2. Do this through tax increases and expenditure reductions on a ratio of 2:1
3. Introduce a Part-Time Job Opportunities Programme to create 100,000 part-time jobs for people who are long-term unem-ployed. This would cost €50 million in 2013 and would be a positive step towards addressing long-term unemployment in a meaningful way.
4. Make tax credits refundable in Budget 2013. At a cost of €140 million this proposal would directly benefit 113,000 low income individuals and begin to address the ‘working poor’ issue.
5. Extend the USC levy of 3% to all income in excess of €100,000 irrespective of its source. This would address the anomaly in the present system whereby only self-employed earners are subject to this additional 3% USC levy. This would increase income by an additional €50m in 2013.
6. Introduce a levy of 2.5% on all corporate profits in 2013. This would provide additional revenue of €750 million for the Exchequer. It would enable Corporate Ireland to play a meaningful part in aiding Ireland’s recovery. It would also be an acknowledgement of the many benefits Ireland offers, including natural resources and the various financial incentives made available to many com-panies based here.
7. Implement the Commission on Taxation recommendations on tax expenditures, with the exception of proposals on Child benefit. This would save €100 million in 2013.
8. Scrap the household charge and replace it with a Site Value Tax. The introduction of an SVT is a necessary part of a fairer taxation system. It would bring in an additional €340 million in 2013.
9. Introduce a universal basic pension payment for all people over the age of 65 from July 2013. This would be set at €230.30, the current level of the Contributory Old Age Pension. Standard rating the tax break for all pension contributions to 20% would increase the tax-take by €700 million in 2013 and would help fund the universal basic pension payment. This would be a fairer and more equitable way of organising the pension system in Ireland.
10. Remove the price differential between agricultural and road diesel, and replace this pricing arrangement with a rebate system for farmers whereby they can claim the price differential for agricultural diesel. This proposal is largely cost neutral and would have a significant impact on reducing fuel laundering and criminal activity.

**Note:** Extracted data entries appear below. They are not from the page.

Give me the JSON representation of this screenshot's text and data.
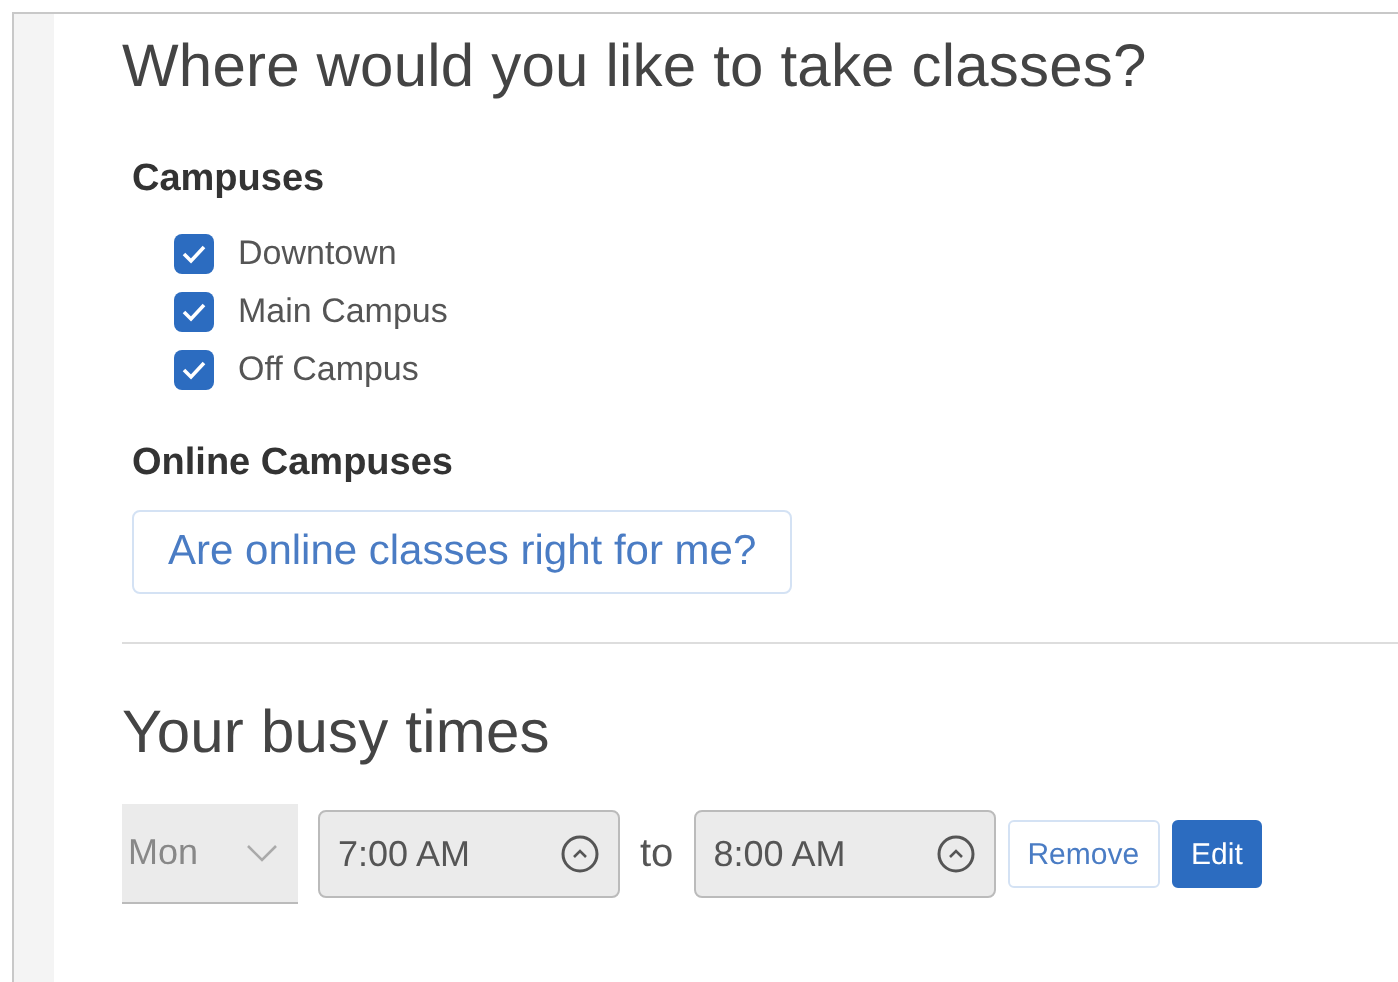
{
  "heading": "Where would you like to take classes?",
  "campuses": {
    "title": "Campuses",
    "items": [
      {
        "label": "Downtown",
        "checked": true
      },
      {
        "label": "Main Campus",
        "checked": true
      },
      {
        "label": "Off Campus",
        "checked": true
      }
    ]
  },
  "online": {
    "title": "Online Campuses",
    "link": "Are online classes right for me?"
  },
  "busy": {
    "title": "Your busy times",
    "rows": [
      {
        "day": "Mon",
        "start": "7:00 AM",
        "separator": "to",
        "end": "8:00 AM",
        "disabled": true,
        "buttons": [
          {
            "label": "Remove",
            "kind": "secondary"
          },
          {
            "label": "Edit",
            "kind": "primary"
          }
        ]
      }
    ]
  }
}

11. Provide an investment package of €7 billion for the domestic economy to drive Ireland’s recovery. This focussed, off-balance sheet programme would have the dual impact of increasing domestic economic activity while also addressing some of the social and infrastructural deficits which remain in Ireland.
12. Introduce a tax of one third of one cent on each text sent by SMS through mobile phones or any other devices. This would provide an additional €40m in taxation revenue in 2013.

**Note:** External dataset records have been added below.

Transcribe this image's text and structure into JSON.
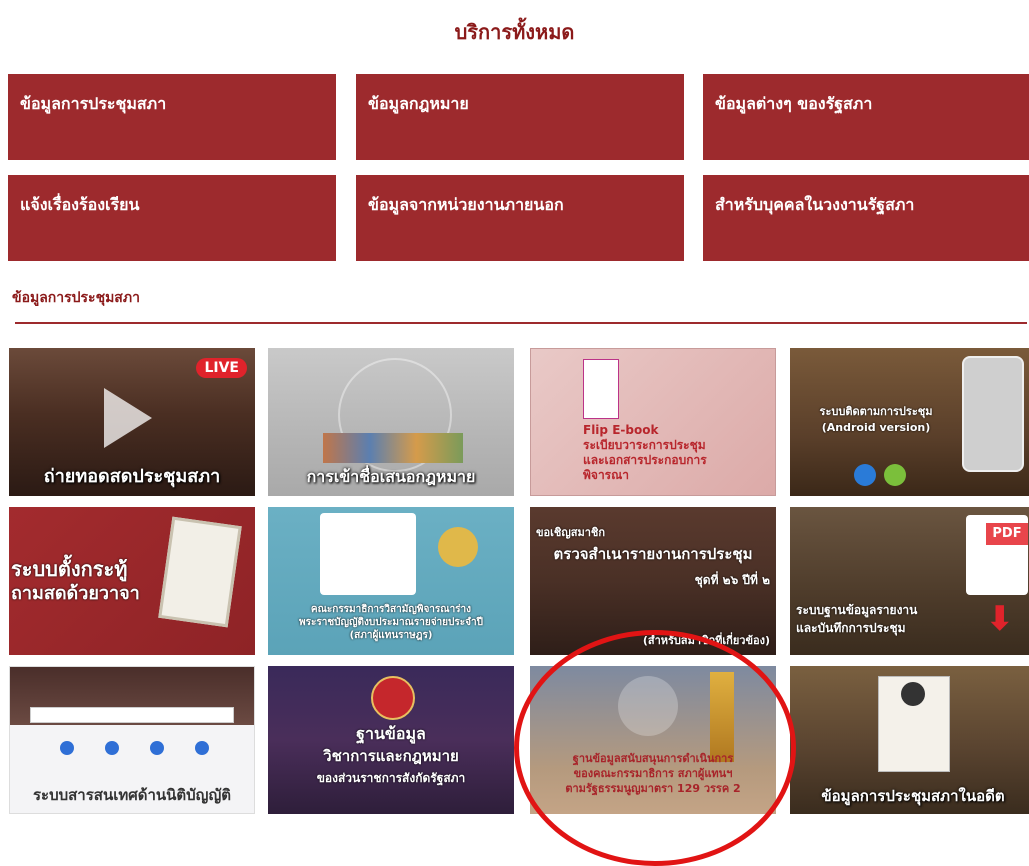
{
  "header": {
    "title": "บริการทั้งหมด"
  },
  "categories": [
    "ข้อมูลการประชุมสภา",
    "ข้อมูลกฎหมาย",
    "ข้อมูลต่างๆ ของรัฐสภา",
    "แจ้งเรื่องร้องเรียน",
    "ข้อมูลจากหน่วยงานภายนอก",
    "สำหรับบุคคลในวงงานรัฐสภา"
  ],
  "section": {
    "label": "ข้อมูลการประชุมสภา"
  },
  "tiles": {
    "t1": {
      "caption": "ถ่ายทอดสดประชุมสภา",
      "badge": "LIVE"
    },
    "t2": {
      "caption": "การเข้าชื่อเสนอกฎหมาย"
    },
    "t3": {
      "line1": "Flip E-book",
      "line2": "ระเบียบวาระการประชุม",
      "line3": "และเอกสารประกอบการ",
      "line4": "พิจารณา"
    },
    "t4": {
      "line1": "ระบบติดตามการประชุม",
      "line2": "(Android version)"
    },
    "t5": {
      "line1": "ระบบตั้งกระทู้",
      "line2": "ถามสดด้วยวาจา"
    },
    "t6": {
      "line1": "คณะกรรมาธิการวิสามัญพิจารณาร่าง",
      "line2": "พระราชบัญญัติงบประมาณรายจ่ายประจำปี",
      "line3": "(สภาผู้แทนราษฎร)"
    },
    "t7": {
      "line1": "ขอเชิญสมาชิก",
      "line2": "ตรวจสำเนารายงานการประชุม",
      "line3": "ชุดที่ ๒๖ ปีที่ ๒",
      "line4": "(สำหรับสมาชิกที่เกี่ยวข้อง)"
    },
    "t8": {
      "badge": "PDF",
      "line1": "ระบบฐานข้อมูลรายงาน",
      "line2": "และบันทึกการประชุม"
    },
    "t9": {
      "caption": "ระบบสารสนเทศด้านนิติบัญญัติ"
    },
    "t10": {
      "line1": "ฐานข้อมูล",
      "line2": "วิชาการและกฎหมาย",
      "line3": "ของส่วนราชการสังกัดรัฐสภา"
    },
    "t11": {
      "line1": "ฐานข้อมูลสนับสนุนการดำเนินการ",
      "line2": "ของคณะกรรมาธิการ สภาผู้แทนฯ",
      "line3": "ตามรัฐธรรมนูญมาตรา 129 วรรค 2"
    },
    "t12": {
      "caption": "ข้อมูลการประชุมสภาในอดีต"
    }
  },
  "colors": {
    "brand": "#9d2a2d",
    "highlight_circle": "#e11414"
  }
}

13. Introduce a ‘bad nutrition’ tax on the main components of junk food, fast food and soft drinks to yield €15m in 2013. P.10
14. Invest €65 million to enable 12-15 community nursing facilities with approximately 50 beds each to be replaced or refurbished in 2013.

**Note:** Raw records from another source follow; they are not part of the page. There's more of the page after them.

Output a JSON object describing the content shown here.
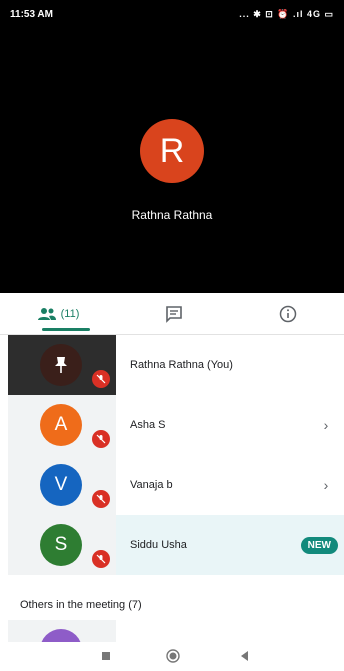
{
  "status_bar": {
    "time": "11:53 AM",
    "indicators": "... ✱ ⊡ ⏰ .ıl 4G ▭"
  },
  "presenter": {
    "initial": "R",
    "name": "Rathna Rathna",
    "avatar_color": "#d9441d"
  },
  "tabs": {
    "people_count": "(11)",
    "active": "people"
  },
  "participants": [
    {
      "name": "Rathna Rathna (You)",
      "muted": true,
      "self": true,
      "avatar_icon": "pin-icon"
    },
    {
      "name": "Asha S",
      "initial": "A",
      "avatar_color": "#ef6c1a",
      "muted": true,
      "chevron": "›"
    },
    {
      "name": "Vanaja b",
      "initial": "V",
      "avatar_color": "#1565c0",
      "muted": true,
      "chevron": "›"
    },
    {
      "name": "Siddu Usha",
      "initial": "S",
      "avatar_color": "#2e7d32",
      "muted": true,
      "badge": "NEW"
    }
  ],
  "others_section": {
    "label": "Others in the meeting (7)"
  },
  "colors": {
    "accent": "#1a7f64",
    "mute": "#d93025",
    "badge": "#128a7c"
  }
}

15. Invest €50 million for the infrastructural development of Primary Care Teams in 2013.
16. Invest €50 million for the infrastructural development of Children and Family Services.
17. Invest €35 million to support the development of Community Mental Health teams.
18. Introduce an income contingent student loan facility to allow students to borrow to pay for third level fees and living costs. This would save the exchequer €445 million in 2013.
19. Invest €100 million in Early Childhood Education and Care from the ages 0-5.
20. Invest €20 million in Adult Literacy programmes.
21. Increase the provision for Social Housing by €20 million.
22. Increase the tax take on gambling as per Budget 2012.
23. Increase carbon tax by €2.50 per tonne in Budget 2013 to bring the overall carbon tax up to €22.50 per tonne.
24. Reduce public expenditure through measures identified in the Comprehensive Expenditure Report 2012-2014, National Procurement Service and Croke Park Implementation Body.